Tous sont aujourd’hui convaincus par ce mode de vie dans lequel ils s’épanouissent pleinement. Olivier, ingénieur et père au foyer, a sa piste de décollage de parapente à quelques minutes de la maison. Il reçoit régulièrement des personnes qui viennent vérifier leur matériel. Marc, lui, organise des excursions-découvertes de plantes sauvages, activité qu’il débute en bordure de forêt environnante. Cet ingénieur environnemental s’est aussi basé sur sa passion pour proposer le nom à la coopérative: Pan d’Ozi, nom patois de l’amourette commune, une graminée qui pousse dans la région et dont les épis reliés sur la tige font penser à des cœurs. Camille enseigne toute la semaine à l’école de Grandson, mais retrouve rapidement la vie collective en fin de journée et en week-end. Valentine donne des cours sur place et produit des plantes médicinales pour des tisanes et autres préparations.

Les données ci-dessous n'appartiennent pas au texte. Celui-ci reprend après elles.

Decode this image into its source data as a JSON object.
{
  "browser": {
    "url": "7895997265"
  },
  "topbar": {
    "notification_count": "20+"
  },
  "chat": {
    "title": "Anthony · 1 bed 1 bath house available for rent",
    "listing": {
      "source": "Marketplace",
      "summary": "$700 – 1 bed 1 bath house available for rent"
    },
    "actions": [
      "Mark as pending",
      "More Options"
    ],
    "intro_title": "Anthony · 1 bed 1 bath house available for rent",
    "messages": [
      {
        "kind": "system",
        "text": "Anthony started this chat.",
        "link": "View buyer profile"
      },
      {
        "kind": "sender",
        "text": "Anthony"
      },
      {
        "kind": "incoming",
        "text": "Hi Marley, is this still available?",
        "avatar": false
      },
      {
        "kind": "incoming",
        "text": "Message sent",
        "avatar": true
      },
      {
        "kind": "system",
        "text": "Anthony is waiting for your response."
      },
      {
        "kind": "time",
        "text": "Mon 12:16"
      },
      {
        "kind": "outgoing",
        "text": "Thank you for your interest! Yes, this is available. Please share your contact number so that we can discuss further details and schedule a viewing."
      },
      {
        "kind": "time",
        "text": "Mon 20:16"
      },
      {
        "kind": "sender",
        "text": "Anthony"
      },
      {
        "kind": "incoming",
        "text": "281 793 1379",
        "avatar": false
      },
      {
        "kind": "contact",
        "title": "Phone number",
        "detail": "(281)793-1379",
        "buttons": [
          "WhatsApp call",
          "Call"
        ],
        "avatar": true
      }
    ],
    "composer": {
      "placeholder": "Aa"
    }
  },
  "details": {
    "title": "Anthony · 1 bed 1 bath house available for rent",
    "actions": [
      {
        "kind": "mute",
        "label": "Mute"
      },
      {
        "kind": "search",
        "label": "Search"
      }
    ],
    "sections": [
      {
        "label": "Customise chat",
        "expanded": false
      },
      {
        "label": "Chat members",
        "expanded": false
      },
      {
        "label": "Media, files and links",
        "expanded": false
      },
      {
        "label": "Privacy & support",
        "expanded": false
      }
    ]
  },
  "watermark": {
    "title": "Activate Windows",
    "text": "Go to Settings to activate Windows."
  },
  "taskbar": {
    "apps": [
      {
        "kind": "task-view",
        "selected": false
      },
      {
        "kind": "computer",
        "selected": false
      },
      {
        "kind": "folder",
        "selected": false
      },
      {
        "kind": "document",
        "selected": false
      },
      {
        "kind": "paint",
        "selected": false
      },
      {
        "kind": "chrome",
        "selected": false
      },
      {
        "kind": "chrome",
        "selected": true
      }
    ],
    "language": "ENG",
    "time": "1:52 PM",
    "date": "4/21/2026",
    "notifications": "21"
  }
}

Un bureau commun permet aussi de faire du télétravail dans un espace dédié à cet effet. Pour les résidents, les confinements et mesures de restriction lié à la pandémie ont été plutôt bien vécus. Il faut dire qu’avec près de 600 mètres carrés de surface habitable sur une parcelle de plus de 2'500 mètres carrés, on ne se sent pas trop à l’étroit. Question solitude et interaction sociale, le fait de vivre à huit adultes avec enfants a été plus que bénéfique. 

Projets d’avenir

Les prochaines préoccupations de la collectivité portent sur des questions de chauffage et d’isolation. L’ancienne bâtisse est actuellement chauffée au gaz et une perte d’énergie notable implique certains travaux. Des projets de jardins continuent de stimuler l’ensemble de la maisonnée. A mesure que les enfants grandissent, cabanes, jeux d’extérieur ou encore tyrolienne ne manqueront pas de voir le jour pour le plus grand bonheur des petit·e·s, mais surtout des plus grand·e·s. La maison, bénéficiant de chambres d’amis et d’un dortoir, permettrait d’envisager un concept de chambre d’hôte. «Lorsque nous avons emménagé, nous n’avions pas réalisé que l’endroit était si touristique. Chaque week-end, un nombre considérable de personnes débarquent pour venir marcher, faire du vélo ou du parapente. Même en hiver, c’est très fréquenté, avec des pistes de ski de fond pas loin», note Camille Leuenberger. Dernière idée en date, monter un food truck qui offre aux personnes de passage de quoi se sustenter et se désaltérer. Une idée à creuser, qui semble de plus en plus se poser comme une évidence, clin d’œil évident à l’ancienne auberge qu’occupe aujourd’hui cette communauté.